Но как бы ни определять и как бы высоко ни возносить талант, одного его мало для подлинных свершений в искусстве. Талант — это не алхимический философский камень, который одним своим магическим присутствием превращает грязь в золото. Талант не панацея от всех бед и не всеобщий заменитель. Я бы сказал, что он только катализатор и, как всякий катализатор, ускоряет, усиливает реакцию, но вызвать её не может. Он всё усиливает, уярчает, придаёт глазу зоркости, но заменить глаза не в состоянии. Он, как микроскоп и телескоп, вместе взятые, даёт возможность рассмотреть и далёкие миры, и мельчайшие микроявления, но если рассматривать нечего, то он ничего и не увидит. Талант помогает делать, но делать из чего-то, а не из ничего. Талант побуждает плодоносить, но сам плодоносить не может. Он не явление, а свойство.

И он раним и смертен. Он хиреет от безделья, зарастает жирком от изобилия, чахнет от изыскоз, тонет в вине, задыхается в фимиамном дыму и, случается, разменивается на медяки. Лавры ему противопоказаны, и успех чаще всего вредоносней чумы. Он тенелюбив, не выносит жирных почв и навоза. И он, как лев во время парфорсной охоты, может умереть от громкого лая собак.

Его, как топящуюся печь, надо постоянно ворошить. Его надо непрерывно совершенствовать, оттачивать, тренировать и всегда держать в узде. Его, как ребёнка, нужно воспитывать и взращивать — терпеливо, с нежной заботливостью и непреклонной строгостью.

Берегите талант, если он у вас есть, но не мирвольте ему. И напрягайте, напрягайте его. Чем трудней будут заданные ему задачи, тем лучше. Александр Блок советовал задаваться задачами, которые больше тебя самого.
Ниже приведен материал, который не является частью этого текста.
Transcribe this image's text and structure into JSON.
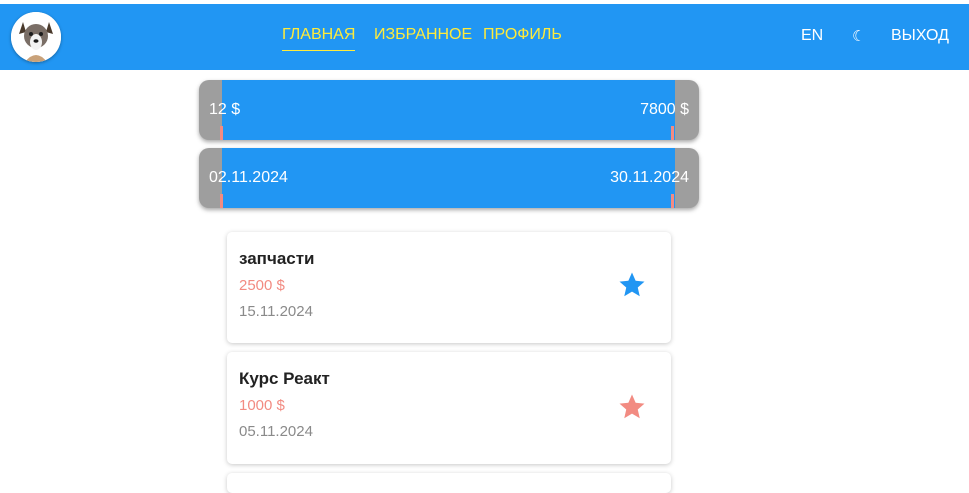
{
  "header": {
    "avatar_icon": "dog-avatar",
    "nav": [
      {
        "label": "ГЛАВНАЯ",
        "active": true
      },
      {
        "label": "ИЗБРАННОЕ",
        "active": false
      },
      {
        "label": "ПРОФИЛЬ",
        "active": false
      }
    ],
    "language": "EN",
    "theme_icon": "☾",
    "logout": "ВЫХОД"
  },
  "filters": {
    "price": {
      "min_label": "12 $",
      "max_label": "7800 $"
    },
    "date": {
      "min_label": "02.11.2024",
      "max_label": "30.11.2024"
    }
  },
  "items": [
    {
      "title": "запчасти",
      "price": "2500 $",
      "date": "15.11.2024",
      "star_color": "#2196f3"
    },
    {
      "title": "Курс Реакт",
      "price": "1000 $",
      "date": "05.11.2024",
      "star_color": "#f28b82"
    }
  ],
  "colors": {
    "accent": "#2196f3",
    "nav_text": "#ffeb3b",
    "price_text": "#f28b82",
    "slider_track": "#9e9e9e"
  }
}
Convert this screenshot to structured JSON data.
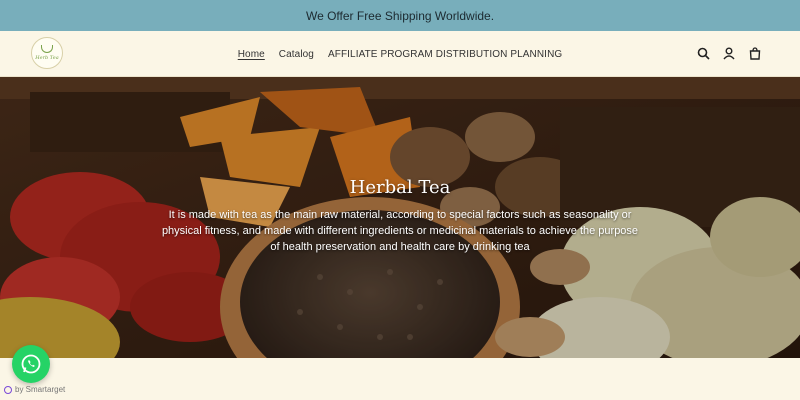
{
  "announcement": {
    "text": "We Offer Free Shipping Worldwide."
  },
  "header": {
    "logo_icon": "tea-cup-logo",
    "logo_text": "Herb Tea",
    "nav": [
      {
        "label": "Home",
        "active": true
      },
      {
        "label": "Catalog",
        "active": false
      },
      {
        "label": "AFFILIATE PROGRAM DISTRIBUTION PLANNING",
        "active": false
      }
    ],
    "icons": [
      "search-icon",
      "user-icon",
      "cart-icon"
    ]
  },
  "hero": {
    "title": "Herbal Tea",
    "description": "It is made with tea as the main raw material, according to special factors such as seasonality or physical fitness, and made with different ingredients or medicinal materials to achieve the purpose of health preservation and health care by drinking tea"
  },
  "widgets": {
    "whatsapp_icon": "whatsapp-icon",
    "powered_by": "by Smartarget"
  },
  "colors": {
    "announcement_bg": "#78aebb",
    "page_bg": "#fbf6e6",
    "whatsapp": "#25d366"
  }
}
Добрый совет. Следуя ему, вы однажды сможете сказать вслед за Эрнестом Хемингуэем: «Бывает, что посчастливится, и тогда я пишу лучше, чем могу».

Писать лучше, чем можешь, — возможно ли такое? Я верю — возможно. Быть в силах подняться над самим собой — это, конечно, чудо, но таланту подвластно и чудо. В конце концов задаваться задачами, которые больше тебя самого, писать лучше, чем можешь, должен стремиться каждый настоящий писатель. А если не стремиться быть настоящим писателем, тогда уж лучше, пожалуй, и вовсе не быть писателем. Нельзя ведь забывать, что работа со словом и над словом — это волшебство и всякий писатель, следовательно, волшебник. А специальность волшебника — чудо. Чего же тут страшиться?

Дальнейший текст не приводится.